Some python code I made which can create a Huffman tree and which can compress and decompress text using Huffman coding.
This file has a merge sort algorithm.
I made this file because during the Huffman coding algorithm, when merging nodes while creating the Huffman tree, nodes must always be ordered based on frequency. I didn't want to just use another default Python function (i.e., list.sort()
), so I decided I'd code an algorithm using merge sort instead, since it's one of the most efficient sorting algorithms out there and also to get some practice in.
There are two functions in the file- the actual mergesort
function, which uses recursion, and the merge2
function. The latter is used in the mergesort
function when merging sub lists.
This file contains classes for nodes used in the Huffman tree.
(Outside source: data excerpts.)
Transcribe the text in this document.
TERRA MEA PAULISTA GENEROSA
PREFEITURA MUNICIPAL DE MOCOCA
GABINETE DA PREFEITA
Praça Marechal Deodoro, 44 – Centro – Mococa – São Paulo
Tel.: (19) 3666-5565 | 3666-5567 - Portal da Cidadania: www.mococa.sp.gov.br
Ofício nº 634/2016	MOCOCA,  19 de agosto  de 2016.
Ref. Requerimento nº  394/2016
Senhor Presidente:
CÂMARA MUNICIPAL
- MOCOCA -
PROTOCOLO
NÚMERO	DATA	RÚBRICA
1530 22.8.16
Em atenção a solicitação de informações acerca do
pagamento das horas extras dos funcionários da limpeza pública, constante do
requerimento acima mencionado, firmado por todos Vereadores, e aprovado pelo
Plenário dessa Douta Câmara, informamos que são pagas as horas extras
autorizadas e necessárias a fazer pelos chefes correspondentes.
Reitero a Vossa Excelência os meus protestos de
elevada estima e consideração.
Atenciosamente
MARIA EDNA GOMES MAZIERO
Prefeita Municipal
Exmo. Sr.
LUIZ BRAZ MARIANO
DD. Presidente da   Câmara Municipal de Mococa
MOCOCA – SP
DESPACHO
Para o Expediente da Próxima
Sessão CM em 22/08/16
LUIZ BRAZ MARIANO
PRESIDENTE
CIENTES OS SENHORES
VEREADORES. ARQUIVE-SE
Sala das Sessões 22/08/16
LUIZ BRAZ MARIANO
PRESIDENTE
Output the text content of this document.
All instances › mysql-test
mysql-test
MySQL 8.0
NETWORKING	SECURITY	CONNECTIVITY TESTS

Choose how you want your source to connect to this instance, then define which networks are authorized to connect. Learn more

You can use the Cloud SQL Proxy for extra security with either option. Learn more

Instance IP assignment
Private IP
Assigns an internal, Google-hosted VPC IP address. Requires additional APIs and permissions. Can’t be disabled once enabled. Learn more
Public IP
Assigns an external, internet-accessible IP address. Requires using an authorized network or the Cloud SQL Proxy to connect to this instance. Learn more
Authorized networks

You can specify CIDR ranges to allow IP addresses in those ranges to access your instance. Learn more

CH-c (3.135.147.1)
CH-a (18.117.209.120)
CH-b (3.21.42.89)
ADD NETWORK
In Huffman trees, there are two types of nodes- leaf nodes and parent nodes. Leaf nodes represent a character and, in this file, the Leaf
class has two attributes- the character and frequency. Parent nodes are the result of two other nodes, which could each be parent or leaf nodes, becoming children of the same node. In this file, the Parent
class has three attributes- the combined frequency of its children, the node's left child and its right child.
Both classes also contain code for printing them out (the __str__()
method) which took an annoying amount of time to make and is really convoluted but it works.
Finally, we have arrived at the main attraction- the code for the actual compression and decompression of a string using Huffman coding.
The file imports both previously mentioned files and contains 4 functions.
First is the huffmantree
function which creates the tree. Then is the treelog
function, which takes the resulting Huffman tree as a parameter and returns a dictionary with characters and their corresponding codes which can be used to compress text. This also uses recursion (you can tell I like recursion). The huffmancode
function takes a string as a parameter, uses the huffmantree
and treelog
functions and returns the compressed text and the Huffman tree. Finally, the creatively named huffmandecode
function takes the compressed text and Huffman tree as parameters and returns the decoded string.